Sunday, December 16, 2012

Gaudete Sunday: Can We Rejoice in Times of Tragedy?

The irony is unmistakable, even painful perhaps. After hearing of the school shooting in Connecticut, we now hear in Mass that we are to rejoice. Is this a case of the church calendar being in on a completely different planet from ours, blithely going its way without a care for what happens in “real life”? Or is it rather a reminder of what Christian joy really means?

Warning: this post may start to sound like it’s more about Easter than Advent. But could this be because the two are inseparably linked to each other? Without having been born, Jesus couldn’t have died and risen. Without having become human in the Incarnation, he couldn’t have paid the debt of our sins. Gaudete Sunday in Advent is paralleled by Laetare Sunday in Lent—the only two days of the year where the liturgical color is rose. (Gaudete and laetare both mean “Rejoice! Be joyful!” in Latin).

For me personally, today is also difficult. My uncle and godfather recently died, and today is the rosary for him, tomorrow the funeral. My aunt’s dedication to the rosary during this difficult time left me with a renewed appreciation of this beautiful prayer. I would like to interpret today’s message of rejoicing in terms of the glorious mysteries of the rosary, which are always prayed on Sunday.

The glorious mysteries can be seen as a meditation on our own mortality and immortality. They begin with a climax: the Resurrection. Christ conquered death. We hear this all the time. But this is the single most hope-giving truth of the Christian faith. Christ didn’t just passively wake back up again after having been dead for three days. He looked death in the face and said, “Give me your best shot.” He didn’t just defeat death. He accepted the worst that death could do to him, and proved it wasn’t really all that much. He’s been there, done that. And that’s just the beginning.

After his Resurrection, Christ spent some time on Earth with his disciples, and then he ascended into Heaven (the second glorious mystery). Here begins the long period of physical separation, in which we are still living today. Christ ascended so that he could send the Holy Spirit to be with us (the third mystery) in a much more intimate way than he could have done given the constraints of a physical body. These two mysteries show us that physical separation is not complete separation. Those we love still exist—we just can’t perceive them anymore with our five senses.

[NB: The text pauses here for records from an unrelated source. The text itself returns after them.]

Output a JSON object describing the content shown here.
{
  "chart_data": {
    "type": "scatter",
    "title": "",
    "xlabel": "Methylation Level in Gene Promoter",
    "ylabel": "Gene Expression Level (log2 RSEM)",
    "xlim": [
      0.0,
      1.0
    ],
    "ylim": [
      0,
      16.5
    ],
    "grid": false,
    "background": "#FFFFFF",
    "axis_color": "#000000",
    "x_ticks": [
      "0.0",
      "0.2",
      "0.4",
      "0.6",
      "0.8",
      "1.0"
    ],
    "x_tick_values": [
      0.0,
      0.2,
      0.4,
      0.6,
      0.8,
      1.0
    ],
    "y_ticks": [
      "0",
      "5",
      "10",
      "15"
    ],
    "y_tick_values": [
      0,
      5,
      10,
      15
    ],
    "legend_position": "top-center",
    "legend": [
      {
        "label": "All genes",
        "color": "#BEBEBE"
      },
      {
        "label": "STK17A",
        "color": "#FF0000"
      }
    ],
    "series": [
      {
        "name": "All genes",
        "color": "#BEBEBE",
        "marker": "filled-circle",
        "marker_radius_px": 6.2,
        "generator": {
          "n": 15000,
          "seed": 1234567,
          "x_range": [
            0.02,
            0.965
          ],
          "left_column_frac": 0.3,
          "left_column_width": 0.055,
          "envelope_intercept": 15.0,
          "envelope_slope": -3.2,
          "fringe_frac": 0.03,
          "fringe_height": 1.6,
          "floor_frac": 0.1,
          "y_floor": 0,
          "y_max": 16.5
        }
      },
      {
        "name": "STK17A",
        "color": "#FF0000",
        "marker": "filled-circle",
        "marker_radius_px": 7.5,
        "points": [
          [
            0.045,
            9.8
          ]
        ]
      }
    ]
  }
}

But even this is not the end of the story. We don’t have to “settle” for a “merely spiritual” union, true as this union may be. The fourth glorious mystery tells of the Assumption of Mary into Heaven, an event long held as true by church Tradition. After her death/dormission, Mary was immediately taken into Heaven, body and soul. Christ is the “first fruits of the dead (1 Cor. 15:20),” but Mary’s Assumption makes clear that the resurrection of the body is for all of us. Yes, we too will one day be in Heaven, soul and new, glorified body, with Jesus and Mary and all those who have gone before us.

The final glorious mystery, the Coronation of Mary as Queen of Heaven (hinted at in Revelation 12:1: “a woman clothed with the sun, with the moon under her feet and on her head a crown of twelve stars”), prefigures the grand finale of salvation history. In the Gospel of John, one of Jesus’s last prayers before being arrested on the night of his Passion is this: “Father, I desire that those also, whom you have given me, may be with me where I am, to see my glory, which you have given me because you loved me before the foundation of the world.” (John 17:24) When we get to Heaven, we, along with all our loved ones, will see Christ face to face and share in his glory, and his joy and ours will be complete.

This is why, as Christians, we can rejoice, even with horror in our guts and tears in our eyes. This darkness is not the end.